[The Promise Of American Life by Herbert David Croly]@TWC D-Link bookThe Promise Of American Life CHAPTER IV 25/59
When a state came to be organized, such a right might be denied by the state constitution; but the nation should do nothing to prejudice the decision.
The inhabitants of the national domain should be allowed to own slaves or not to own them, just as they pleased, until the time came for the adoption of a state constitution; and any interference with this right violated democratic principles by an unjustifiable restriction upon individual and local action.
Thus was another kind of liberty invoked in order to meet the new phase of the crisis; and if it had prevailed, the United States would have become a legal union without national cohesion, and a democracy which issued, not illogically, in human servitude. Douglas was sincere in his belief that the principle of local or Popular Sovereignty supplied a strictly democratic solution of the slavery problem, and it was natural that he should seek to use this principle for the purpose of reaching a permanent settlement.
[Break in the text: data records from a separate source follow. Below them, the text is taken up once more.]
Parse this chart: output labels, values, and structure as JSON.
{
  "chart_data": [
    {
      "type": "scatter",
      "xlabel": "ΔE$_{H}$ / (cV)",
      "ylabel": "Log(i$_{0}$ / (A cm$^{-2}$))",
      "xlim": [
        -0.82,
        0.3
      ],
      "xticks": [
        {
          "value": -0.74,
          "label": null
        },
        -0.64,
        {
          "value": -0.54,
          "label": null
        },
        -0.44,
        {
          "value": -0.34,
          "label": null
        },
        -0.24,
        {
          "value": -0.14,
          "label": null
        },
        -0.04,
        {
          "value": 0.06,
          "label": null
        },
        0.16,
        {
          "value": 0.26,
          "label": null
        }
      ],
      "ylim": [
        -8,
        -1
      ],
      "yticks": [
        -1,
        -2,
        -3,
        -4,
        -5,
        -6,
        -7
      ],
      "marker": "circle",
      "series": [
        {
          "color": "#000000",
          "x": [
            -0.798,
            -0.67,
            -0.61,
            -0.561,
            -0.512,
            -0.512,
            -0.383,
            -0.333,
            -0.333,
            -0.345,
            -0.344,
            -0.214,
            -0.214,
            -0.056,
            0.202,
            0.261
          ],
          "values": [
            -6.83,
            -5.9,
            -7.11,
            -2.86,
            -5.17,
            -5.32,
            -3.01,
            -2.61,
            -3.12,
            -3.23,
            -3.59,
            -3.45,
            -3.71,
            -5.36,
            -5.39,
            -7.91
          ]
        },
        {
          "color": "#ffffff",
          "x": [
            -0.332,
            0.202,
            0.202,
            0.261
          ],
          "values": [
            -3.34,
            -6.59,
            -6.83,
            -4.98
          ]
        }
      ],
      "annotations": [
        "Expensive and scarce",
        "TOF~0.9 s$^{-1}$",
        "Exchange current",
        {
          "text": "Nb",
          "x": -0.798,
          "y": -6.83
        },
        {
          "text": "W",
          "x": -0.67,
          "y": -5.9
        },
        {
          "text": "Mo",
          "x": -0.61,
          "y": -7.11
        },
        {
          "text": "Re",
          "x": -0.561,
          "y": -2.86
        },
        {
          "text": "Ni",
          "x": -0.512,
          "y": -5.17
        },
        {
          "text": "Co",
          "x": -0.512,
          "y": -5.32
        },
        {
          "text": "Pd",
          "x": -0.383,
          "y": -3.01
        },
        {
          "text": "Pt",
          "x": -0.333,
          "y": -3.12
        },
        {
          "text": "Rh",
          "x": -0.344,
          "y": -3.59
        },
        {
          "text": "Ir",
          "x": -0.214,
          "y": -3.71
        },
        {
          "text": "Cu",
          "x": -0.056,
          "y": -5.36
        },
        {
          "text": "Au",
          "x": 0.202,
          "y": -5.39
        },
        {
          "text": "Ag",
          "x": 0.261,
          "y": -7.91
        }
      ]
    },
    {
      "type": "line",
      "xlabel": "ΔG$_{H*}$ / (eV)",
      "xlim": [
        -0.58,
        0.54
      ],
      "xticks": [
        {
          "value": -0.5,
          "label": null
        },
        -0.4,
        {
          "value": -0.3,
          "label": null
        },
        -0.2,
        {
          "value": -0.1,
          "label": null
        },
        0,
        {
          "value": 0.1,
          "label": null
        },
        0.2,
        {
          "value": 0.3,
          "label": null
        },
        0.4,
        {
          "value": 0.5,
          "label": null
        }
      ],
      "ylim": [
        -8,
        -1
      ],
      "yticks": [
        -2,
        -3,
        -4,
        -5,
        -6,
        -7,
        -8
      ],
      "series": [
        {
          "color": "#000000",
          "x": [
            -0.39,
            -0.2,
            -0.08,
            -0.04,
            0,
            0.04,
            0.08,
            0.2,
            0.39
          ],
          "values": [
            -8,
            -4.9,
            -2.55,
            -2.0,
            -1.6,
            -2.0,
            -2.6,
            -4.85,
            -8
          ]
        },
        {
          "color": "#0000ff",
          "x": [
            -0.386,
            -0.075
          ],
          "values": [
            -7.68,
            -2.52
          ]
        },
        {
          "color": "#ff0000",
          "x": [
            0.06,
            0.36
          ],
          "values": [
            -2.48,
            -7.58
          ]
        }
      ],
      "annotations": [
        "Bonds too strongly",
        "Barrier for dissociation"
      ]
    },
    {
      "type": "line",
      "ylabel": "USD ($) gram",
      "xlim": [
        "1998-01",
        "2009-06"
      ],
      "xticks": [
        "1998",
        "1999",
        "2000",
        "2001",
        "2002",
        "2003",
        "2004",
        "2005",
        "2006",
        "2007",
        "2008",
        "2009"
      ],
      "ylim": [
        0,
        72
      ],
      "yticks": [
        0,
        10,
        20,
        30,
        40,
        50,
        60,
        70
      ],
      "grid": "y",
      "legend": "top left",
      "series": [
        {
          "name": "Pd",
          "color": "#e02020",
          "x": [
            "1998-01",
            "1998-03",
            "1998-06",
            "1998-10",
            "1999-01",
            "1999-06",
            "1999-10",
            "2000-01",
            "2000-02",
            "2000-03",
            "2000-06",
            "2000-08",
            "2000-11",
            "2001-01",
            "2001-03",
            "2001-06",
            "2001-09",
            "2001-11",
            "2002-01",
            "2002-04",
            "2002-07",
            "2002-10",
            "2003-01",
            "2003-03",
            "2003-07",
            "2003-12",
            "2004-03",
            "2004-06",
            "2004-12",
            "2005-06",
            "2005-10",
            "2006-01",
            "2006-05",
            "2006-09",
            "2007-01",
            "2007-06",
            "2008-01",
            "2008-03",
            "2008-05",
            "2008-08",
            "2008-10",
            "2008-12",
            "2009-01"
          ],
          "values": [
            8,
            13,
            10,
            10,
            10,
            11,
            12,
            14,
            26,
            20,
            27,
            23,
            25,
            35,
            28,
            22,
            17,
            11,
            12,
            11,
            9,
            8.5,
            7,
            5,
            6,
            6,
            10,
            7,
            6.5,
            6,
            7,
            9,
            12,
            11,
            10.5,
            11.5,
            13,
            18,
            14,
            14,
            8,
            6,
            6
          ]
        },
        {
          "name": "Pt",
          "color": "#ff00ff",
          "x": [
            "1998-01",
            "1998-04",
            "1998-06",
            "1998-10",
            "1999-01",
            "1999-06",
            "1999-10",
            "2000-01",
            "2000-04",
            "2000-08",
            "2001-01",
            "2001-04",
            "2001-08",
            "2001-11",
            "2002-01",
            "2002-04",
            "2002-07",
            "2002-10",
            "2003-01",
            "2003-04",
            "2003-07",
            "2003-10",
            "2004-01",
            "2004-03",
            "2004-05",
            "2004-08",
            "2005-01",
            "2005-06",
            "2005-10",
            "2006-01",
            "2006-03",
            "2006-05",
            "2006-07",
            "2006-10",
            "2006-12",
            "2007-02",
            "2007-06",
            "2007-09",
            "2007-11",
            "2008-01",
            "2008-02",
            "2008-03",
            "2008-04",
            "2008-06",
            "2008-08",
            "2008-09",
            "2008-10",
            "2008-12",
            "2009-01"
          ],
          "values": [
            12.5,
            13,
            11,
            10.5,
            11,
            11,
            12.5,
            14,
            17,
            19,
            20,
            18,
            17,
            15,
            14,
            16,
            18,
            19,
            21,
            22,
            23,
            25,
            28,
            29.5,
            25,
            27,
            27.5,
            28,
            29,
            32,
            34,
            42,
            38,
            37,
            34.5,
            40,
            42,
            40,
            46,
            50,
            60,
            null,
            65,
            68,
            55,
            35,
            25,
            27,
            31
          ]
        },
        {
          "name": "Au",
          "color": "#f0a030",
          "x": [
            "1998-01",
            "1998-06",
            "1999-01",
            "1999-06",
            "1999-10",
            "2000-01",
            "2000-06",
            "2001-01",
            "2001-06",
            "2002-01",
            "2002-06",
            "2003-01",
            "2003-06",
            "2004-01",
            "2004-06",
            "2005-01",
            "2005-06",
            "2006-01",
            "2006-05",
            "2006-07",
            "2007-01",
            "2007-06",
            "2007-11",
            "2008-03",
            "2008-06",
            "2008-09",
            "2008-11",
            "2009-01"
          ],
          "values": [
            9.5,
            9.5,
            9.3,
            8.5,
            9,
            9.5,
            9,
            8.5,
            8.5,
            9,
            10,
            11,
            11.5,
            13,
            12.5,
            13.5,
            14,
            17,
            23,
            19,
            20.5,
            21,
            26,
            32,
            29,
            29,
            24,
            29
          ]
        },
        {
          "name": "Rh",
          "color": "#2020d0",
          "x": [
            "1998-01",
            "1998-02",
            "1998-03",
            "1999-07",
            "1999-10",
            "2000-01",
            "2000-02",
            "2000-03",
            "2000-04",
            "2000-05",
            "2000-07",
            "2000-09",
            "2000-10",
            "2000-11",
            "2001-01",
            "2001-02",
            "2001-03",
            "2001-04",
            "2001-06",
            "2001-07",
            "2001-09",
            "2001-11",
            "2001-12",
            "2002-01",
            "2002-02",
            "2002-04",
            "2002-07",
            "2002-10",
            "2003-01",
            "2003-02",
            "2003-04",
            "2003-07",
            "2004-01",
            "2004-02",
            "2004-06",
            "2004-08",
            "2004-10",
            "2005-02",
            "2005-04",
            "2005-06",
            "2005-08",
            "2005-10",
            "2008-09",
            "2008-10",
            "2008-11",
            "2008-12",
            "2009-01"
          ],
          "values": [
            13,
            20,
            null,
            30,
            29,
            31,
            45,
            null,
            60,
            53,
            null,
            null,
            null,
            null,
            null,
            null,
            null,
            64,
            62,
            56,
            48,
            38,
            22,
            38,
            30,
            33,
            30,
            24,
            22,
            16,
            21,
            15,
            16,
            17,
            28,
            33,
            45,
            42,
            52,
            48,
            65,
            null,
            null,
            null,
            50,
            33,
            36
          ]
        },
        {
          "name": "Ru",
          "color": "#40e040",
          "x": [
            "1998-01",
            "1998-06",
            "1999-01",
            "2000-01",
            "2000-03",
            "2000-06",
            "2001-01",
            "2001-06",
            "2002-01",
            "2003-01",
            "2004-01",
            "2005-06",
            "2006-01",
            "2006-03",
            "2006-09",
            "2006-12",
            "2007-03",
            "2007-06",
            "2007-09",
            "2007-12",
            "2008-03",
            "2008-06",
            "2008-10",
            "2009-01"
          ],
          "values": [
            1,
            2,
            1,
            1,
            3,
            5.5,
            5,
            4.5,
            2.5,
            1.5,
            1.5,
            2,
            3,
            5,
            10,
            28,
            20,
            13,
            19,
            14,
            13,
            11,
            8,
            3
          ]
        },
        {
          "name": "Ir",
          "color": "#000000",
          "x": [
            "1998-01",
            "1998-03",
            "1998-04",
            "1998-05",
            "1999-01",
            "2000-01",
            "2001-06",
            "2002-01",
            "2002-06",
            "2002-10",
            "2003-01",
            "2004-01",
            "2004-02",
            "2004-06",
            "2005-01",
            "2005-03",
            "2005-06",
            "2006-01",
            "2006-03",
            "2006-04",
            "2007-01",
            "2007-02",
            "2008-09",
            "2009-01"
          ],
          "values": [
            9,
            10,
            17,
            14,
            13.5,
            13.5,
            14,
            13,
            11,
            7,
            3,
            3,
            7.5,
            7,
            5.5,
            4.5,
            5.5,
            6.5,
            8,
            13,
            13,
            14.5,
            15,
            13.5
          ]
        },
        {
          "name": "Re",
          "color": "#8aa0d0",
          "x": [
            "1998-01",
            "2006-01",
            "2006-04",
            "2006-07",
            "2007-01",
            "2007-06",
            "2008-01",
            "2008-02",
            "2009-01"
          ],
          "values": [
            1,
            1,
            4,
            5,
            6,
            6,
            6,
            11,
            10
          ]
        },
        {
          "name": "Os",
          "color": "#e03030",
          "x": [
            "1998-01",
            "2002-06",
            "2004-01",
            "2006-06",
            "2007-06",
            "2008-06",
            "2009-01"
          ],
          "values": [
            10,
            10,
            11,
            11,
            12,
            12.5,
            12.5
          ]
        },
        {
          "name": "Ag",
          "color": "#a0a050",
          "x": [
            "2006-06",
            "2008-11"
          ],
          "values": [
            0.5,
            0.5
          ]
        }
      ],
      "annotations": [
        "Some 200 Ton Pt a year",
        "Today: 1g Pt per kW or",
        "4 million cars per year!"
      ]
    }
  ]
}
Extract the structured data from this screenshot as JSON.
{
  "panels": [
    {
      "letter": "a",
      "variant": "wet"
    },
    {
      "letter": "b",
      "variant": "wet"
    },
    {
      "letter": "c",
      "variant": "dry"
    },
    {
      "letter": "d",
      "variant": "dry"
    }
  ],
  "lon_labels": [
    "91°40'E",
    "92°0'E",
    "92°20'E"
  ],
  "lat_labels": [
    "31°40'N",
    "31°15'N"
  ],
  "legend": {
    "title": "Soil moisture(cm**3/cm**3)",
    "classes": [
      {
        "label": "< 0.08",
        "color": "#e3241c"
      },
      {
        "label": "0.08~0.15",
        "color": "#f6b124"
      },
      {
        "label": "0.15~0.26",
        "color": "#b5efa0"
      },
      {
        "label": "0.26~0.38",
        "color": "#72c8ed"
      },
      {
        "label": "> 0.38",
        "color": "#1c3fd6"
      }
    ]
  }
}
When with the assistance of the South he effected the repeal of the Missouri Compromise, he honestly thought that he was replacing an arbitrary and unstable territorial division of the country into slave and free states, by a settlement which would be stable, because it was the logical product of the American democratic idea.
The interpretation of democracy which dictated the proposed solution was sufficiently perverted; but it was nevertheless a faithful reflection of the traditional point of view of the Jacksonian Democratic party, and it deserves more respectful historical treatment than it sometimes receives.